TBT #90 | Barry Lyndon (1975, Stanley Kubrick)

    Quando ouvimos falar de Stanley Kubrick, é pouco provável não fazer as associações mais óbvias como: Laranja Mecânica, O Iluminado 2001: Uma Odisseia no Espaço. Afinal, é impossível não reconhecer o legado de seus filmes mais emblemáticos, que mudaram o cinema para sempre. Porém, olhar para filmes menos falados do diretor é perceber que seu talento e a maestria é muito mais forte do que o imaginado. Assim, percebemos que Kubrick verdadeiramente se aproxima de ter uma filmografia praticamente impecável.

    Barry Lyndon é mais um desses tesouros ofuscados e subestimados, o qual, olhando de perto, facilmente percebe-se porquê é tão especial. Na obra geral de Stanley Kubrick é recorrente o exame do homem e de sua condição como espécie, tanto em sua respectiva época quanto através dos tempos.

    Muito já se disse sobre isso, e sobre suas reflexões eventualmente distantes e contemplativas: durante sua carreira o diretor recebeu críticas pela sua “frieza calculista sem emoção” em alguns momentos.

    São traços de um perfeccionismo doentio, no qual há uma atenção criteriosa a cada detalhe, de cada plano, de cada elemento inserido ou não em uma imagem isolada.

    A trama é baseada no livro de William Makepeace Thackeray, que romantiza de forma irônica a história real de um irlandês oportunista.

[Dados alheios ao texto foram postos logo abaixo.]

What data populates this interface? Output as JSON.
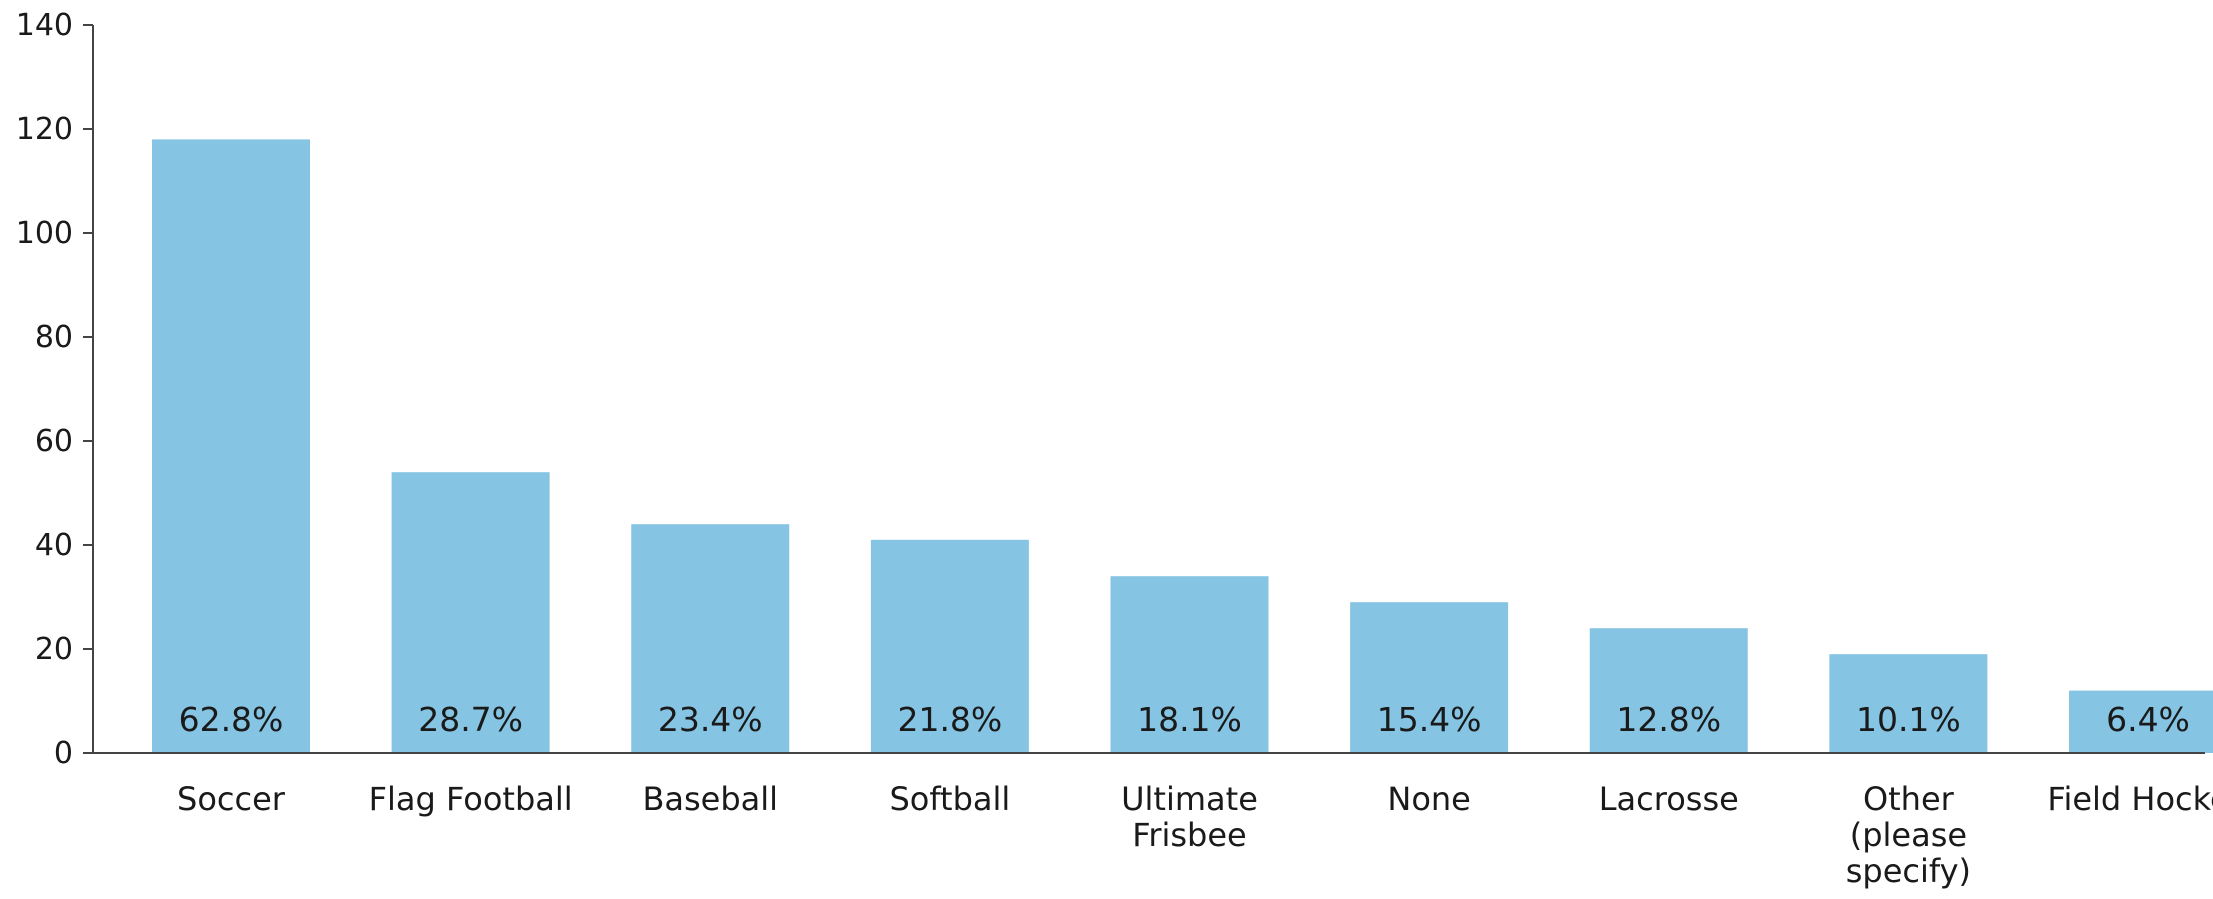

No filme, ele assume a forma de Redmond Barry (Ryan O’Neal), um jovem pobre que deixa sua terra natal da Irlanda para atingir sua meta de pertencer à alta sociedade inglesa em meio à Guerra dos Sete Anos.

    Com um talento para convencer todo o tipo de indivíduo com suas histórias mentirosas e se livrar de situações arriscadas com muita peripécia, acompanhamos diversas das aventuras de Barry até sua inevitável e trágica queda.

    O que parece inegável é a sensação bastante distinta promovida pelo longa. E tudo se trata dos detalhes: da fotografia sem a utilização de luzes artificiais, e nos interiores, em cenas noturnas, ressaltando a utilização da luz de velas – em sequências que só poderiam ser capturadas através de lentes especiais.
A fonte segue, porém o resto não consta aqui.